Oh, and their models and code are all FLOSS. The US companies are closed. Basically, the US ai companies are too busy treating each other as vultures.
This is highly contested, and was either a big misunderstanding by everyone reporting it, or maliciously placed there (by a quant company, right before the stock fell a lot for nvda and the rest) depending on who you ask.
If we're being generous and assume no malicious intent (big if), anyone who has trained a big model can tell you that the cost of 1 run is useless in the big scheme of things. There is a lot of cost in getting there, in the failed runs, in the subsequent runs, and so on. The fact that R2 isn't there after ~6 months should say a lot. Sometimes you get a great training run, but no-one is looking at the failed ones and adding up that cost...
Most importantly those who mention that the game was made by 30 people do it to compare it with other much larger teams with hundreds if not thousands of people and those teams use contractors too!
The researchers? Yes.
What followed afterwards, I'm not so sure. There was clearly some "cheap headlines" in the media, but there were also some weird coverage being pushed everywhere, from weird tlds, and they were all pushing nvda dead, cheap deepseek, you can run it on raspberries, etc. That might have been a campaign designed to help short the stocks.
That's not accurate. The Gemini family of models are all proprietary.
Google's Gemma models (which are some of the best available local models) are open weights but not technically OSI-compatible open source - they come with usage restrictions: https://ai.google.dev/gemma/terms
A yea the Gemma series is incredible and while maybe not meeting the standards of OSI - I consider them to be pretty open as far as local models go.
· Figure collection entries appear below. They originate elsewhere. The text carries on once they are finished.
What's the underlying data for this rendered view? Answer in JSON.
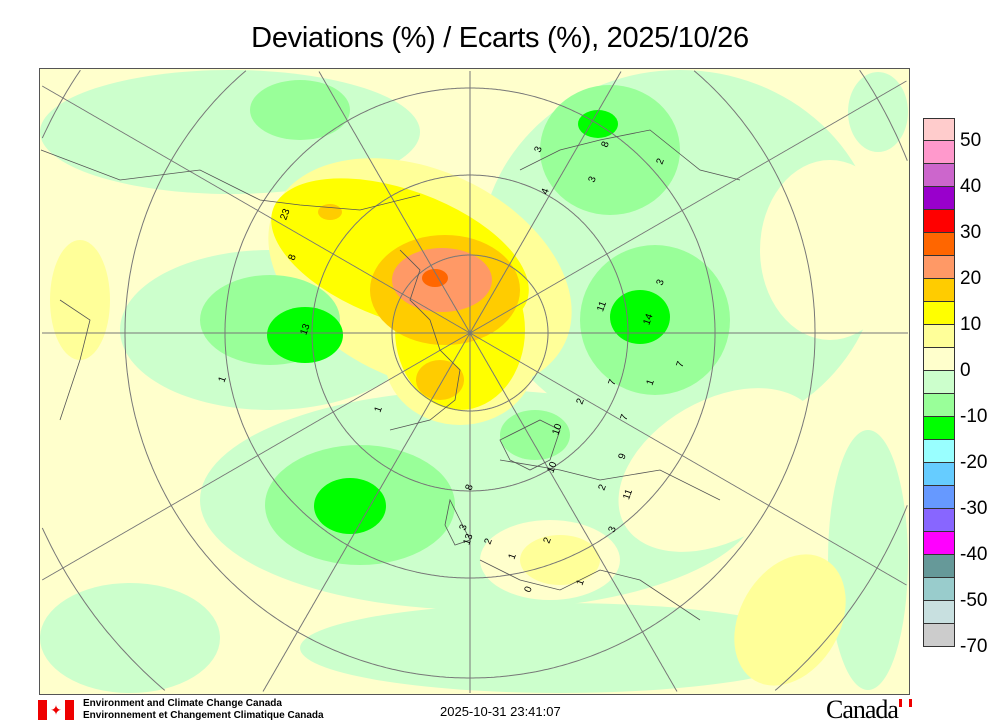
{
  "title": "Deviations (%) / Ecarts (%), 2025/10/26",
  "legend": {
    "colors": [
      "#ffcccc",
      "#ff99cc",
      "#cc66cc",
      "#9900cc",
      "#ff0000",
      "#ff6600",
      "#ff9966",
      "#ffcc00",
      "#ffff00",
      "#ffff99",
      "#ffffcc",
      "#ccffcc",
      "#99ff99",
      "#00ff00",
      "#99ffff",
      "#66ccff",
      "#6699ff",
      "#8866ff",
      "#ff00ff",
      "#669999",
      "#99cccc",
      "#c8e0e0",
      "#cccccc"
    ],
    "labels": [
      "50",
      "40",
      "30",
      "20",
      "10",
      "0",
      "-10",
      "-20",
      "-30",
      "-40",
      "-50",
      "-70"
    ]
  },
  "map": {
    "contour_labels": [
      "23",
      "8",
      "13",
      "1",
      "1",
      "14",
      "11",
      "3",
      "3",
      "8",
      "2",
      "3",
      "4",
      "7",
      "1",
      "7",
      "2",
      "7",
      "10",
      "10",
      "9",
      "2",
      "11",
      "8",
      "3",
      "13",
      "2",
      "1",
      "2",
      "3",
      "1",
      "0"
    ]
  },
  "footer": {
    "agency_en": "Environment and Climate Change Canada",
    "agency_fr": "Environnement et Changement Climatique Canada",
    "timestamp": "2025-10-31 23:41:07",
    "wordmark": "Canada"
  }
}
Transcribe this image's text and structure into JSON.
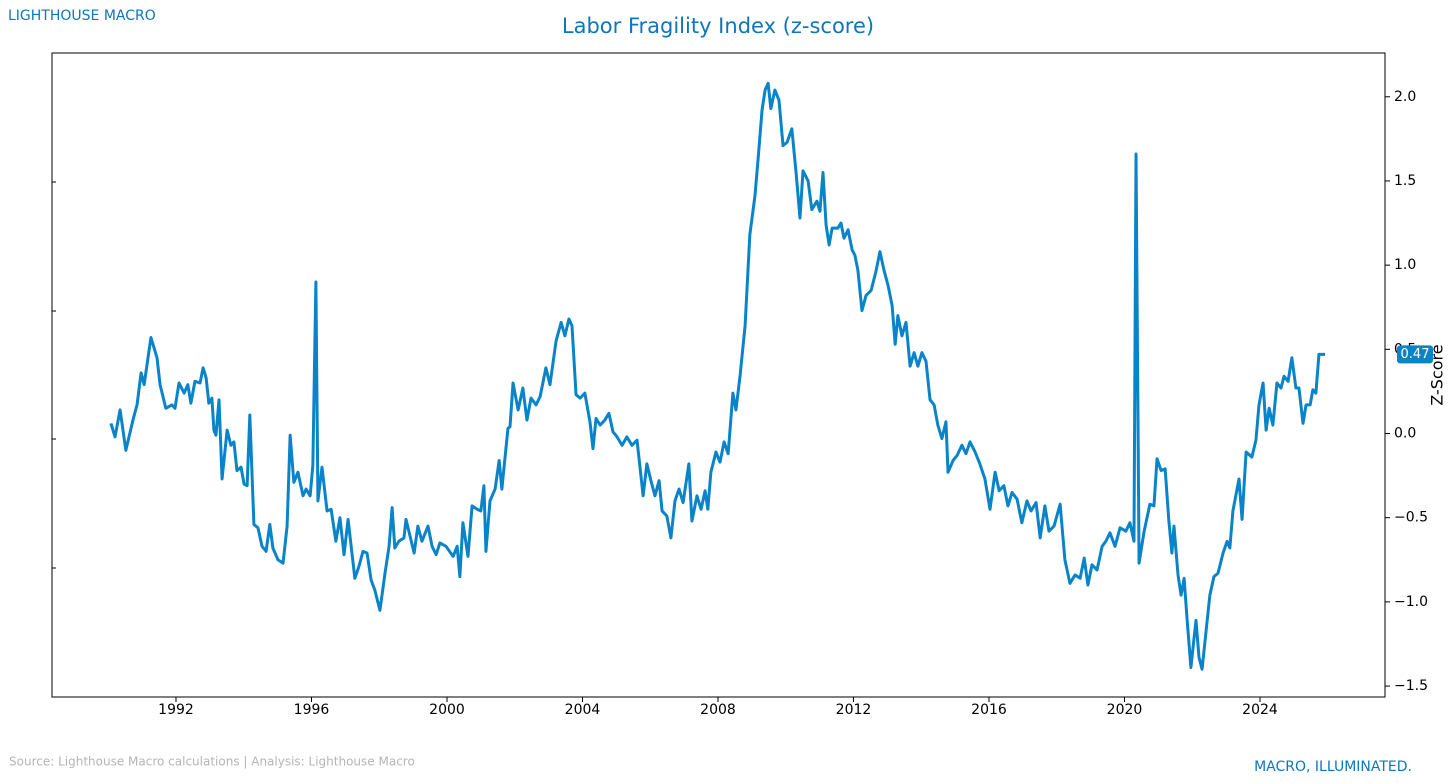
{
  "chart_data": {
    "type": "line",
    "brand": "LIGHTHOUSE MACRO",
    "title": "Labor Fragility Index (z-score)",
    "y_label": "Z-Score",
    "source": "Source: Lighthouse Macro calculations | Analysis: Lighthouse Macro",
    "tagline": "MACRO, ILLUMINATED.",
    "x": [
      1990.08,
      1990.2,
      1990.35,
      1990.52,
      1990.73,
      1990.85,
      1990.97,
      1991.06,
      1991.26,
      1991.44,
      1991.53,
      1991.7,
      1991.88,
      1991.97,
      1992.09,
      1992.24,
      1992.35,
      1992.44,
      1992.56,
      1992.71,
      1992.8,
      1992.89,
      1992.97,
      1993.06,
      1993.12,
      1993.18,
      1993.27,
      1993.36,
      1993.51,
      1993.62,
      1993.71,
      1993.8,
      1993.92,
      1994.01,
      1994.1,
      1994.18,
      1994.3,
      1994.42,
      1994.54,
      1994.66,
      1994.77,
      1994.86,
      1995.01,
      1995.16,
      1995.28,
      1995.37,
      1995.48,
      1995.6,
      1995.75,
      1995.84,
      1995.96,
      1996.04,
      1996.13,
      1996.19,
      1996.31,
      1996.46,
      1996.58,
      1996.72,
      1996.84,
      1996.96,
      1997.08,
      1997.28,
      1997.4,
      1997.52,
      1997.64,
      1997.76,
      1997.87,
      1998.02,
      1998.17,
      1998.29,
      1998.38,
      1998.46,
      1998.58,
      1998.73,
      1998.79,
      1998.91,
      1999.03,
      1999.14,
      1999.26,
      1999.44,
      1999.56,
      1999.68,
      1999.79,
      1999.97,
      2000.18,
      2000.3,
      2000.38,
      2000.47,
      2000.62,
      2000.74,
      2000.89,
      2001.0,
      2001.09,
      2001.15,
      2001.27,
      2001.42,
      2001.54,
      2001.62,
      2001.8,
      2001.86,
      2001.95,
      2002.1,
      2002.24,
      2002.36,
      2002.48,
      2002.63,
      2002.75,
      2002.92,
      2003.04,
      2003.22,
      2003.37,
      2003.48,
      2003.6,
      2003.69,
      2003.81,
      2003.93,
      2004.07,
      2004.22,
      2004.31,
      2004.4,
      2004.52,
      2004.66,
      2004.78,
      2004.9,
      2005.02,
      2005.17,
      2005.31,
      2005.46,
      2005.61,
      2005.79,
      2005.9,
      2006.02,
      2006.14,
      2006.26,
      2006.35,
      2006.49,
      2006.61,
      2006.73,
      2006.85,
      2006.97,
      2007.14,
      2007.23,
      2007.38,
      2007.5,
      2007.62,
      2007.7,
      2007.79,
      2007.94,
      2008.06,
      2008.18,
      2008.3,
      2008.44,
      2008.53,
      2008.65,
      2008.8,
      2008.94,
      2009.09,
      2009.18,
      2009.3,
      2009.39,
      2009.48,
      2009.56,
      2009.68,
      2009.8,
      2009.92,
      2010.04,
      2010.18,
      2010.3,
      2010.42,
      2010.51,
      2010.66,
      2010.77,
      2010.92,
      2011.01,
      2011.1,
      2011.19,
      2011.28,
      2011.37,
      2011.54,
      2011.63,
      2011.72,
      2011.84,
      2011.96,
      2012.04,
      2012.13,
      2012.25,
      2012.37,
      2012.52,
      2012.66,
      2012.78,
      2012.9,
      2013.02,
      2013.14,
      2013.23,
      2013.31,
      2013.43,
      2013.55,
      2013.67,
      2013.79,
      2013.9,
      2014.02,
      2014.14,
      2014.26,
      2014.38,
      2014.49,
      2014.61,
      2014.73,
      2014.79,
      2014.94,
      2015.06,
      2015.2,
      2015.32,
      2015.44,
      2015.59,
      2015.73,
      2015.88,
      2016.03,
      2016.18,
      2016.3,
      2016.44,
      2016.56,
      2016.68,
      2016.83,
      2016.97,
      2017.12,
      2017.24,
      2017.39,
      2017.51,
      2017.65,
      2017.77,
      2017.92,
      2018.1,
      2018.24,
      2018.39,
      2018.54,
      2018.69,
      2018.81,
      2018.92,
      2019.04,
      2019.19,
      2019.34,
      2019.45,
      2019.57,
      2019.72,
      2019.87,
      2020.04,
      2020.16,
      2020.28,
      2020.34,
      2020.43,
      2020.58,
      2020.75,
      2020.87,
      2020.96,
      2021.08,
      2021.2,
      2021.31,
      2021.4,
      2021.46,
      2021.58,
      2021.67,
      2021.76,
      2021.85,
      2021.96,
      2022.11,
      2022.2,
      2022.29,
      2022.41,
      2022.52,
      2022.64,
      2022.76,
      2022.91,
      2023.03,
      2023.11,
      2023.2,
      2023.38,
      2023.47,
      2023.59,
      2023.76,
      2023.88,
      2023.97,
      2024.09,
      2024.18,
      2024.27,
      2024.38,
      2024.5,
      2024.62,
      2024.71,
      2024.83,
      2024.94,
      2025.06,
      2025.15,
      2025.27,
      2025.36,
      2025.48,
      2025.56,
      2025.65,
      2025.74,
      2025.92
    ],
    "series": [
      {
        "name": "Labor Fragility Index",
        "color": "#0a84c9",
        "values": [
          0.06,
          -0.02,
          0.14,
          -0.1,
          0.08,
          0.17,
          0.36,
          0.29,
          0.57,
          0.45,
          0.29,
          0.15,
          0.17,
          0.15,
          0.3,
          0.24,
          0.29,
          0.18,
          0.31,
          0.3,
          0.39,
          0.33,
          0.18,
          0.21,
          0.02,
          -0.01,
          0.2,
          -0.27,
          0.02,
          -0.07,
          -0.05,
          -0.22,
          -0.2,
          -0.3,
          -0.31,
          0.11,
          -0.54,
          -0.56,
          -0.67,
          -0.7,
          -0.54,
          -0.68,
          -0.75,
          -0.77,
          -0.55,
          -0.01,
          -0.29,
          -0.23,
          -0.37,
          -0.33,
          -0.37,
          -0.19,
          0.9,
          -0.4,
          -0.2,
          -0.46,
          -0.45,
          -0.64,
          -0.5,
          -0.72,
          -0.51,
          -0.86,
          -0.79,
          -0.7,
          -0.71,
          -0.87,
          -0.93,
          -1.05,
          -0.83,
          -0.67,
          -0.44,
          -0.68,
          -0.64,
          -0.62,
          -0.51,
          -0.61,
          -0.71,
          -0.55,
          -0.64,
          -0.55,
          -0.67,
          -0.72,
          -0.65,
          -0.67,
          -0.73,
          -0.67,
          -0.85,
          -0.53,
          -0.73,
          -0.43,
          -0.45,
          -0.46,
          -0.31,
          -0.7,
          -0.4,
          -0.33,
          -0.16,
          -0.33,
          0.03,
          0.04,
          0.3,
          0.14,
          0.27,
          0.08,
          0.21,
          0.17,
          0.22,
          0.39,
          0.29,
          0.55,
          0.66,
          0.58,
          0.68,
          0.64,
          0.23,
          0.21,
          0.24,
          0.07,
          -0.09,
          0.09,
          0.05,
          0.08,
          0.12,
          0.01,
          -0.02,
          -0.07,
          -0.02,
          -0.07,
          -0.04,
          -0.37,
          -0.18,
          -0.28,
          -0.37,
          -0.28,
          -0.46,
          -0.49,
          -0.62,
          -0.4,
          -0.33,
          -0.41,
          -0.18,
          -0.52,
          -0.37,
          -0.45,
          -0.34,
          -0.45,
          -0.23,
          -0.11,
          -0.17,
          -0.05,
          -0.12,
          0.24,
          0.14,
          0.34,
          0.64,
          1.18,
          1.41,
          1.62,
          1.92,
          2.04,
          2.08,
          1.93,
          2.04,
          1.98,
          1.71,
          1.73,
          1.81,
          1.56,
          1.28,
          1.56,
          1.5,
          1.33,
          1.38,
          1.32,
          1.55,
          1.24,
          1.12,
          1.22,
          1.22,
          1.25,
          1.16,
          1.21,
          1.09,
          1.06,
          0.97,
          0.73,
          0.82,
          0.85,
          0.96,
          1.08,
          0.97,
          0.88,
          0.76,
          0.53,
          0.7,
          0.58,
          0.66,
          0.4,
          0.48,
          0.4,
          0.48,
          0.43,
          0.2,
          0.17,
          0.05,
          -0.03,
          0.07,
          -0.23,
          -0.16,
          -0.13,
          -0.07,
          -0.12,
          -0.05,
          -0.11,
          -0.18,
          -0.27,
          -0.45,
          -0.23,
          -0.34,
          -0.31,
          -0.43,
          -0.35,
          -0.39,
          -0.53,
          -0.4,
          -0.46,
          -0.41,
          -0.62,
          -0.43,
          -0.58,
          -0.55,
          -0.42,
          -0.75,
          -0.89,
          -0.84,
          -0.86,
          -0.74,
          -0.9,
          -0.78,
          -0.81,
          -0.67,
          -0.64,
          -0.59,
          -0.67,
          -0.56,
          -0.58,
          -0.53,
          -0.64,
          1.66,
          -0.77,
          -0.58,
          -0.42,
          -0.43,
          -0.15,
          -0.22,
          -0.21,
          -0.52,
          -0.71,
          -0.55,
          -0.84,
          -0.96,
          -0.86,
          -1.11,
          -1.39,
          -1.11,
          -1.33,
          -1.4,
          -1.17,
          -0.96,
          -0.85,
          -0.83,
          -0.71,
          -0.64,
          -0.68,
          -0.46,
          -0.27,
          -0.51,
          -0.11,
          -0.14,
          -0.04,
          0.17,
          0.3,
          0.02,
          0.15,
          0.05,
          0.3,
          0.27,
          0.34,
          0.31,
          0.45,
          0.27,
          0.27,
          0.06,
          0.17,
          0.17,
          0.26,
          0.24,
          0.47,
          0.47
        ]
      }
    ],
    "xlim": [
      1988.34,
      2027.69
    ],
    "xticks": [
      1992,
      1996,
      2000,
      2004,
      2008,
      2012,
      2016,
      2020,
      2024
    ],
    "ylim": [
      -1.565,
      2.26
    ],
    "yticks": [
      {
        "value": -1.5,
        "label": "−1.5"
      },
      {
        "value": -1,
        "label": "−1.0"
      },
      {
        "value": -0.5,
        "label": "−0.5"
      },
      {
        "value": 0,
        "label": "0.0"
      },
      {
        "value": 0.5,
        "label": "0.5"
      },
      {
        "value": 1,
        "label": "1.0"
      },
      {
        "value": 1.5,
        "label": "1.5"
      },
      {
        "value": 2,
        "label": "2.0"
      }
    ],
    "y_axis_side": "right",
    "grid": false
  }
}
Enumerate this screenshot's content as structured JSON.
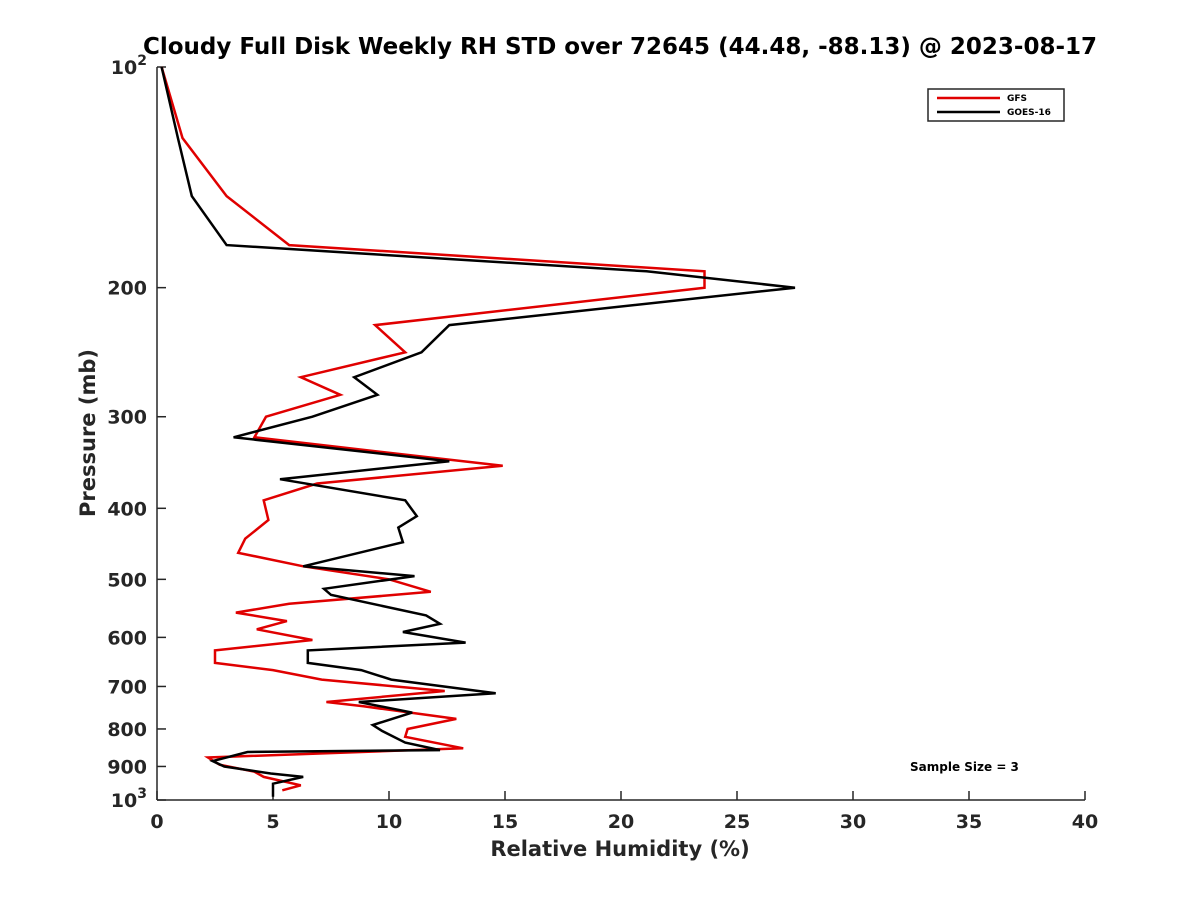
{
  "chart_data": {
    "type": "line",
    "title": "Cloudy Full Disk Weekly RH STD over 72645 (44.48, -88.13) @ 2023-08-17",
    "xlabel": "Relative Humidity (%)",
    "ylabel": "Pressure (mb)",
    "xlim": [
      0,
      40
    ],
    "ylim": [
      100,
      1000
    ],
    "y_scale": "log",
    "y_reversed": true,
    "x_ticks": [
      "0",
      "5",
      "10",
      "15",
      "20",
      "25",
      "30",
      "35",
      "40"
    ],
    "y_ticks": [
      {
        "value": 100,
        "label": "10",
        "sup": "2"
      },
      {
        "value": 200,
        "label": "200"
      },
      {
        "value": 300,
        "label": "300"
      },
      {
        "value": 400,
        "label": "400"
      },
      {
        "value": 500,
        "label": "500"
      },
      {
        "value": 600,
        "label": "600"
      },
      {
        "value": 700,
        "label": "700"
      },
      {
        "value": 800,
        "label": "800"
      },
      {
        "value": 900,
        "label": "900"
      },
      {
        "value": 1000,
        "label": "10",
        "sup": "3"
      }
    ],
    "grid": false,
    "legend_position": "top-right",
    "annotation": "Sample Size = 3",
    "series": [
      {
        "name": "GFS",
        "color": "#e00000",
        "points": [
          [
            0.2,
            100
          ],
          [
            1.1,
            125
          ],
          [
            3.0,
            150
          ],
          [
            5.7,
            175
          ],
          [
            23.6,
            190
          ],
          [
            23.6,
            200
          ],
          [
            9.4,
            225
          ],
          [
            10.7,
            245
          ],
          [
            6.2,
            265
          ],
          [
            7.9,
            280
          ],
          [
            4.7,
            300
          ],
          [
            4.2,
            320
          ],
          [
            14.9,
            350
          ],
          [
            6.9,
            370
          ],
          [
            4.6,
            390
          ],
          [
            4.8,
            415
          ],
          [
            3.8,
            440
          ],
          [
            3.5,
            460
          ],
          [
            6.3,
            480
          ],
          [
            10.0,
            500
          ],
          [
            11.8,
            520
          ],
          [
            5.7,
            540
          ],
          [
            3.4,
            555
          ],
          [
            5.6,
            570
          ],
          [
            4.3,
            585
          ],
          [
            6.7,
            605
          ],
          [
            2.5,
            625
          ],
          [
            2.5,
            650
          ],
          [
            5.0,
            665
          ],
          [
            7.1,
            685
          ],
          [
            12.4,
            710
          ],
          [
            7.3,
            735
          ],
          [
            8.9,
            745
          ],
          [
            12.9,
            775
          ],
          [
            10.8,
            800
          ],
          [
            10.7,
            820
          ],
          [
            13.2,
            850
          ],
          [
            2.2,
            875
          ],
          [
            2.7,
            895
          ],
          [
            4.2,
            915
          ],
          [
            4.6,
            930
          ],
          [
            6.2,
            955
          ],
          [
            5.4,
            970
          ]
        ]
      },
      {
        "name": "GOES-16",
        "color": "#000000",
        "points": [
          [
            0.2,
            100
          ],
          [
            0.9,
            125
          ],
          [
            1.5,
            150
          ],
          [
            3.0,
            175
          ],
          [
            21.1,
            190
          ],
          [
            27.5,
            200
          ],
          [
            12.6,
            225
          ],
          [
            11.4,
            245
          ],
          [
            8.5,
            265
          ],
          [
            9.5,
            280
          ],
          [
            6.7,
            300
          ],
          [
            3.3,
            320
          ],
          [
            12.6,
            345
          ],
          [
            5.3,
            365
          ],
          [
            10.7,
            390
          ],
          [
            11.2,
            410
          ],
          [
            10.4,
            425
          ],
          [
            10.6,
            445
          ],
          [
            6.3,
            480
          ],
          [
            11.1,
            495
          ],
          [
            7.2,
            515
          ],
          [
            7.5,
            525
          ],
          [
            11.6,
            560
          ],
          [
            12.2,
            575
          ],
          [
            10.6,
            590
          ],
          [
            13.3,
            610
          ],
          [
            6.5,
            625
          ],
          [
            6.5,
            650
          ],
          [
            8.8,
            665
          ],
          [
            10.1,
            685
          ],
          [
            14.6,
            715
          ],
          [
            8.7,
            735
          ],
          [
            11.0,
            760
          ],
          [
            9.3,
            790
          ],
          [
            9.7,
            805
          ],
          [
            10.7,
            835
          ],
          [
            12.2,
            855
          ],
          [
            3.9,
            860
          ],
          [
            2.4,
            885
          ],
          [
            2.9,
            900
          ],
          [
            4.9,
            920
          ],
          [
            6.3,
            930
          ],
          [
            5.0,
            950
          ],
          [
            5.0,
            990
          ]
        ]
      }
    ]
  }
}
And it’s not just the standard Gemma variants, Google is releasing other incredible Gemma models that I don’t think people have really even caught wind of yet like MedGemma, of which the 4b variant has vision capability.
I really enjoy their contributions to the open source AI community and think it’s pretty substantial.
Don't forget they also quite literally eat books
If you lease, those costs are amortized. It was definitely more than $5M, but I don't think it was as high as $100M. All things considered, I still believe Deepseek was trained at one (perhaps two) orders of magnitude lower cost than other competing models.
https://interestingengineering.com/culture/deepseeks-ai-trai...
This is obviously false, I'm curious why you included it.
> Oh, and their models and code are all FLOSS.
No?
Will it be restricted like Llama, or fully open like Whisper or Granite?
I think the sweet spot for local models may be around the 20B size - that's Mistral Small 3.x and some of the Gemma 3 models. They're very capable and run in less than 32GB of RAM.
I really hope OpenAI put one out in that weight class, personally.